God damn is this game a mess. While I admire the attempt to translate an MMORPG into a single player experience, the combat ruined any goodwill that concept created. It definitely needed a few more design passes. Attacks are slow, enemies are fast (especially late game), and crowd control (from said enemies) is plentiful. More than once, I got stun-locked by enemy magic, which is AOE and cements you and your party in place, until I got lucky with enemy cast cycles or I died. To make things even worse, all items and skills have to be menu-ed...EVERY. SINGLE. TIME. There are no hotkeys. There are no quick buttons. Many times, I would have the main character stand back and watch the AI fight the enemy as I menu-ed over and over again, throwing out potions or resurrects as needed. It becomes tedious and boring very quickly, with the occasional dip into frustration. All of this combat is done in randomly generated dungeon zones consisting of sets of monster and the occasional chest (most of which contain junk)

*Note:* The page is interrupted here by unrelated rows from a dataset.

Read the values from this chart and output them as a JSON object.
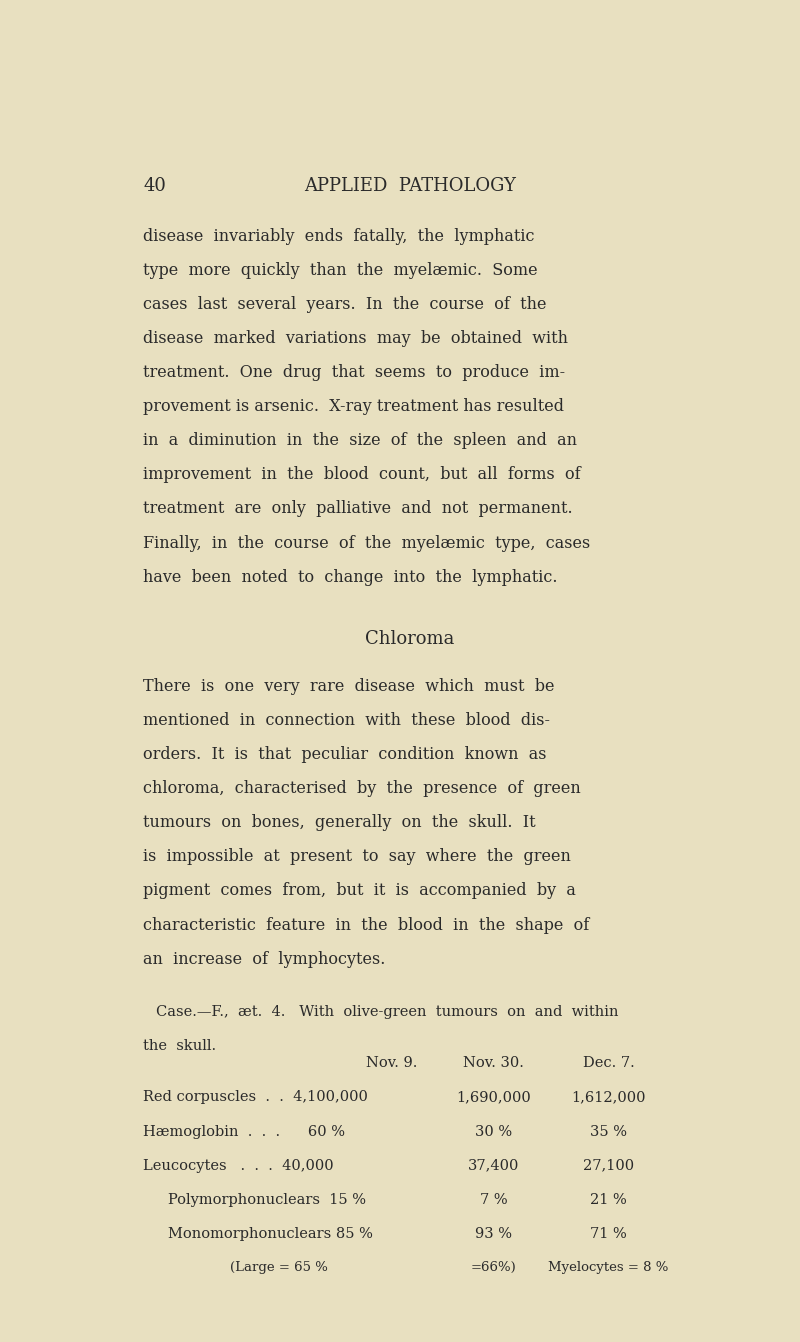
{
  "background_color": "#e8e0c0",
  "page_number": "40",
  "header": "APPLIED  PATHOLOGY",
  "text_color": "#2a2a2a",
  "body_paragraphs": [
    "disease  invariably  ends  fatally,  the  lymphatic",
    "type  more  quickly  than  the  myelæmic.  Some",
    "cases  last  several  years.  In  the  course  of  the",
    "disease  marked  variations  may  be  obtained  with",
    "treatment.  One  drug  that  seems  to  produce  im-",
    "provement is arsenic.  X-ray treatment has resulted",
    "in  a  diminution  in  the  size  of  the  spleen  and  an",
    "improvement  in  the  blood  count,  but  all  forms  of",
    "treatment  are  only  palliative  and  not  permanent.",
    "Finally,  in  the  course  of  the  myelæmic  type,  cases",
    "have  been  noted  to  change  into  the  lymphatic."
  ],
  "section_title": "Chloroma",
  "chloroma_paragraphs": [
    "There  is  one  very  rare  disease  which  must  be",
    "mentioned  in  connection  with  these  blood  dis-",
    "orders.  It  is  that  peculiar  condition  known  as",
    "chloroma,  characterised  by  the  presence  of  green",
    "tumours  on  bones,  generally  on  the  skull.  It",
    "is  impossible  at  present  to  say  where  the  green",
    "pigment  comes  from,  but  it  is  accompanied  by  a",
    "characteristic  feature  in  the  blood  in  the  shape  of",
    "an  increase  of  lymphocytes."
  ],
  "case_intro_line1": "Case.—F.,  æt.  4.   With  olive-green  tumours  on  and  within",
  "case_intro_line2": "the  skull.",
  "table_header_col1": "Nov. 9.",
  "table_header_col2": "Nov. 30.",
  "table_header_col3": "Dec. 7.",
  "row0_label": "Red corpuscles  .  .  4,100,000",
  "row0_c1": "1,690,000",
  "row0_c2": "1,612,000",
  "row1_label": "Hæmoglobin  .  .  .      60 %",
  "row1_c1": "30 %",
  "row1_c2": "35 %",
  "row2_label": "Leucocytes   .  .  .  40,000",
  "row2_c1": "37,400",
  "row2_c2": "27,100",
  "row3_label": "Polymorphonuclears  15 %",
  "row3_c1": "7 %",
  "row3_c2": "21 %",
  "row4_label": "Monomorphonuclears 85 %",
  "row4_c1": "93 %",
  "row4_c2": "71 %",
  "row5_label": "(Large = 65 %",
  "row5_c1": "=66%)",
  "row5_c2": "Myelocytes = 8 %"
}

This tediousness extends outside of battle as well. In a typical RPG, you would assign gear to your party members all in the same window. Not in this game though. Remember that it's trying to mimic an MMO, so your party members are, within the fiction of the game, "real" people playing avatars. Thus, to give your party members better gear you have to 1) go to the status window and check the level of their gear; 2) go into your inventory and check the level of the new gear, making sure it is a higher level then the old gear; 3) find them in town (they will run off to "shop"); and finally 4) Talk to them and gift them the new gear which they then equip.

As you read these words you might think to yourself: "Isn't there 3 more .Hack games? Maybe they fix these issues in the sequels." Oh no no. The next three games are not really sequels in the normal sense. Transitioning parts in .Hack is more like transitioning discs in a PS1 Final Fantasy game. Its the same game. No updated graphics. No fixes to underbaked mechanics. You pick up the new game in the exact same place you left the previous game. Its one ~80 hour game split into 4 ~20 hour games. And honestly, this would not bother me near as much as it does if the combat were any fun at all to engage in, but slogging through 20 hours only to get to part 2 and realize I have 40 - 60 more is a bit disheartening. I will probably finish the other 3 parts at some point, but I will need loooong breaks between each.